A Indonesia lo escogí como mi quinto destino en este viaje que estoy haciendo, totalmente al azar. Luego me vine a enterar que estaba justo llegando al mismo tiempo que la temporada de lluvias jaja. Pero ni eso cambiaría los buenos momentos que pasé allí. Al final uno se acostumbra y ajusta los planes a la lluvia de cada día.

Mi vuelo venía de Dubai , con parada en Manila por 16 horas. Llegué en la mañana a la capital Filipina y mi vuelo a Bali salía a las 3.30am del siguiente día. Con cambio de horario y mal dormida, no lo pensé ni por un segundo, y como los Colombianos no requerimos visa allí, salí del aeropuerto y me fui para un hostal en el que descansé un par de horas y luego trabajé en mi computador.

Ya estaba lista para este nuevo país. Tenía muchas expectativas. Volé con una aerolínea de bajo costo llamada Cebu Pacific que es Filipina. Al ser de bajo costo ofrecen lo básico. Recomendación! Ir con los aparatos electrónicos totalmente cargados porque no hay conexiones en los asientos. Adicionalmente es mejor no pre pagar la comida porque no es buena. Se ve incluso mejor en la foto del empaque que por dentro jaja. Es mejor llevar algo de fuera o comprar los noodles en tarrito que ellos mismos venden

El vuelo llegó a las 7am al aeropuerto Internacional Ngurah Rai o más conocido como Denpasar, al sur de la isla de Bali, el cual en realidad está ubicado en Kuta y no en Denpasar, así que es mejor buscar alojamiento en la primera ciudad.

Leyendo en la red, encontré muy malos comentarios de Kuta. Incluso muchas personas recomendaban pasarlo por alto. Yo preferí verlo con mis propios ojos, así que decidí pasar la primera noche allí.

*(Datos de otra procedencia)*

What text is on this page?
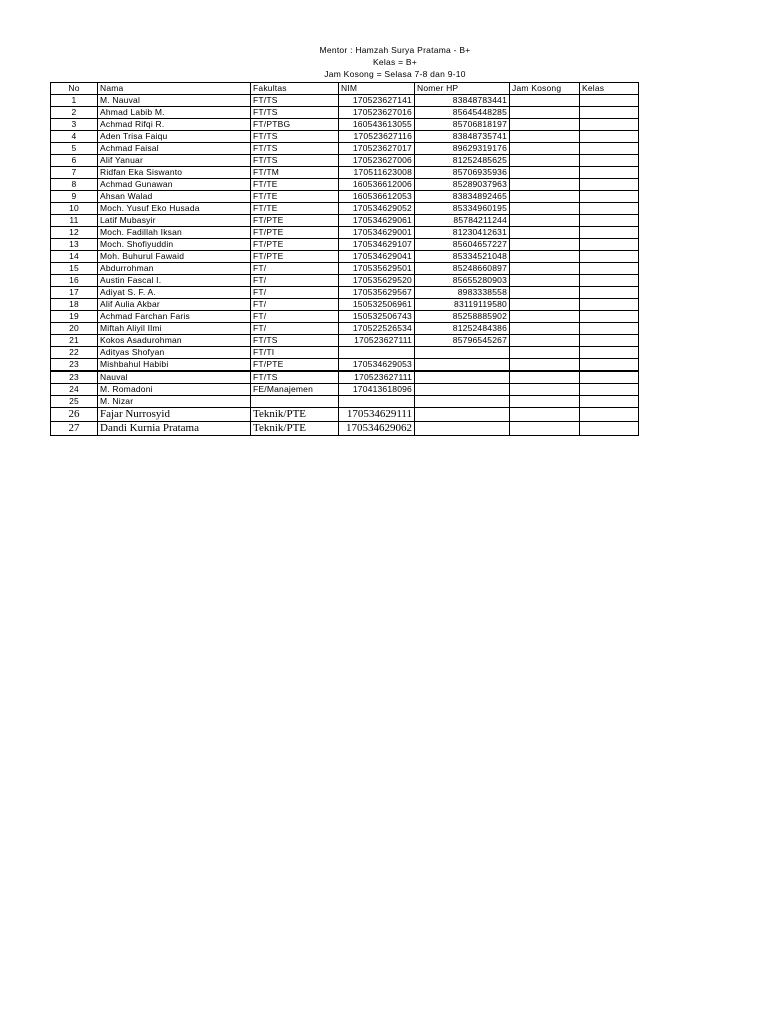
Mentor : Hamzah Surya Pratama - B+
Kelas = B+
Jam Kosong = Selasa 7-8 dan 9-10
No	Nama	Fakultas	NIM	Nomer HP	Jam Kosong	Kelas
1	M. Nauval	FT/TS	170523627141	83848783441		
2	Ahmad Labib M.	FT/TS	170523627016	85645448285		
3	Achmad Rifqi R.	FT/PTBG	160543613055	85706818197		
4	Aden Trisa Faiqu	FT/TS	170523627116	83848735741		
5	Achmad Faisal	FT/TS	170523627017	89629319176		
6	Alif Yanuar	FT/TS	170523627006	81252485625		
7	Ridfan Eka Siswanto	FT/TM	170511623008	85706935936		
8	Achmad Gunawan	FT/TE	160536612006	85289037963		
9	Ahsan Walad	FT/TE	160536612053	83834892465		
10	Moch. Yusuf Eko Husada	FT/TE	170534629052	85334960195		
11	Latif Mubasyir	FT/PTE	170534629061	85784211244		
12	Moch. Fadillah Iksan	FT/PTE	170534629001	81230412631		
13	Moch. Shofiyuddin	FT/PTE	170534629107	85604657227		
14	Moh. Buhurul Fawaid	FT/PTE	170534629041	85334521048		
15	Abdurrohman	FT/	170535629501	85248660897		
16	Austin Fascal I.	FT/	170535629520	85655280903		
17	Adiyat S. F. A.	FT/	170535629567	8983338558		
18	Alif Aulia Akbar	FT/	150532506961	83119119580		
19	Achmad Farchan Faris	FT/	150532506743	85258885902		
20	Miftah Aliyil Ilmi	FT/	170522526534	81252484386		
21	Kokos Asadurohman	FT/TS	170523627111	85796545267		
22	Adityas Shofyan	FT/TI				
23	Mishbahul Habibi	FT/PTE	170534629053			
23	Nauval	FT/TS	170523627111			
24	M. Romadoni	FE/Manajemen	170413618096			
25	M. Nizar					
26	Fajar Nurrosyid	Teknik/PTE	170534629111			
27	Dandi Kurnia Pratama	Teknik/PTE	170534629062			
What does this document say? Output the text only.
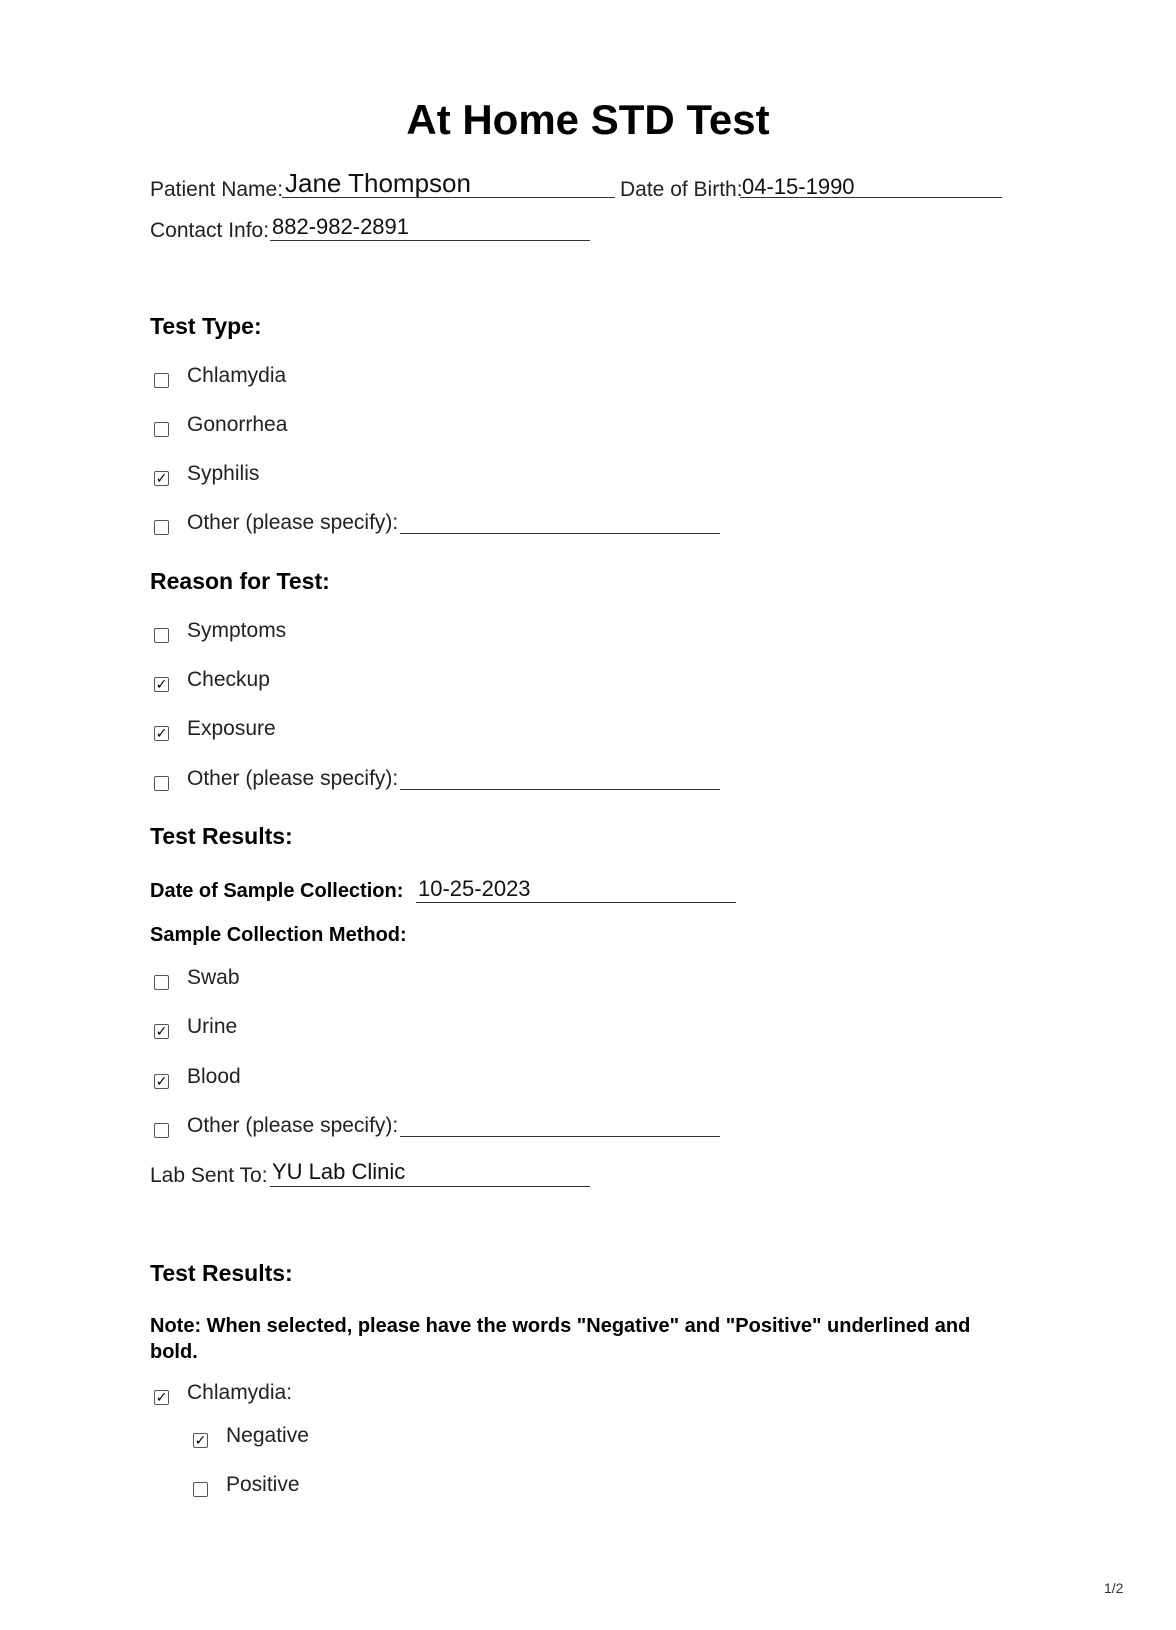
At Home STD Test
Patient Name: Jane Thompson	Date of Birth: 04-15-1990
Contact Info: 882-982-2891
Test Type:
Chlamydia
Gonorrhea
✓ Syphilis
Other (please specify):
Reason for Test:
Symptoms
✓ Checkup
✓ Exposure
Other (please specify):
Test Results:
Date of Sample Collection: 10-25-2023
Sample Collection Method:
Swab
✓ Urine
✓ Blood
Other (please specify):
Lab Sent To: YU Lab Clinic
Test Results:
Note: When selected, please have the words "Negative" and "Positive" underlined and bold.
✓ Chlamydia:
✓ Negative
Positive
1/2
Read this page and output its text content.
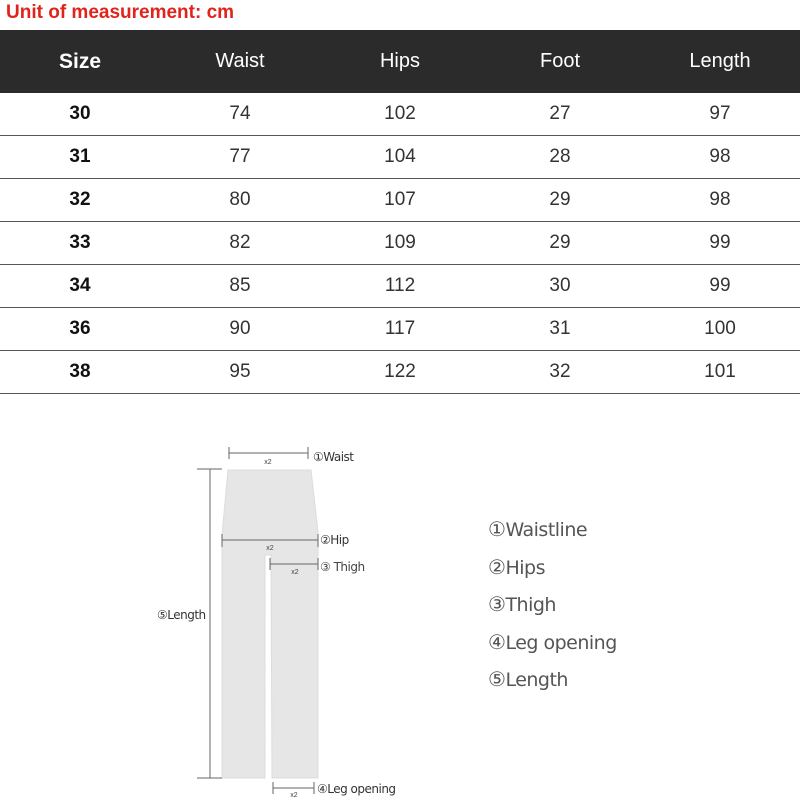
Unit of measurement: cm
Size	Waist	Hips	Foot	Length
30	74	102	27	97
31	77	104	28	98
32	80	107	29	98
33	82	109	29	99
34	85	112	30	99
36	90	117	31	100
38	95	122	32	101
x2	①Waist
x2
②Hip
x2 ③ Thigh
⑤Length
x2 ④Leg opening
①Waistline
②Hips
③Thigh
④Leg opening
⑤Length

Primera recomendación. No montarse en los taxis del aeropuerto. Yo nunca lo hago, pero pregunto siempre los precios para ver qué tanto de más me están cobrando. Y allí en realidad es bastante. El precio hasta mi hostal era de 300.000rupias, que equivalen a 23 dólares. Pensé que tal vez podría compartir un taxi y empecé a buscar personas con cara de extranjeros. La primera persona que pasó fue un muchacho de Estonia, quien no iba para Kuta, pero tenía experiencia moviéndose por la Isla, así que me ayudó pidiéndo un taxi con la aplicación Grab, que es una especie de Uber, pero en Asia. Esta es mi segunda recomendación. Comprar una sim card y bajar la aplicación. Solo por comparar, el mismo recorrido lo iba a hacer por tan solo 12.000rupias, que es casi 1 dólar. Me estaba ahorrando 22 dólares. Sí! Así de extremos pueden ser los precios. Ese día tomé un carro, aunque también hay motos y son más económicas 🙂

El aeropuerto está en realidad dentro de la ciudad, así que el desplazamiento fue muy corto. En menos de 10 minutos ya estaba en mi hostal. Se llamaba Cara Cara Inn. No es de los más económicos, pero es limpio y bonito, con una buena zona social y sobretodo bien ubicado.

Después de descansar un poco fui a explorar la ciudad. Yo me imaginaba un lugar sucio y feo, pero no es para nada así, al menos la zona en la que yo me alojé. Es una ciudad con bastante comercio y es perfecto para comprar regalitos típicos para los que después de allí vayan a casa. También hay mucha oferta de bares y aunque las playas no son bonitas, se puede surfear. Los locales dan clases por 20USD. Es al parecer el destino de muchos australianos, tanto que son dueños de muchos de los locales de tatuajes y bares. Luego de un par de cervezas y comida me fui a dormir.

Al siguiente día iba para Ubud. La mejor opción para desplazarse hasta allí y la más económica es tomar un bus. Vale 60.000 rupias o casi 5USD. La empresa con la que tomé el bus se llama Perama. También se puede ir en taxi, aunque obviamente el precio aumenta, en promedio vale 300.000 rupias o 23USD; o en moto, pero es obligatorio devolverla en Kuta, así que eso restringe un poco los planes posteriores.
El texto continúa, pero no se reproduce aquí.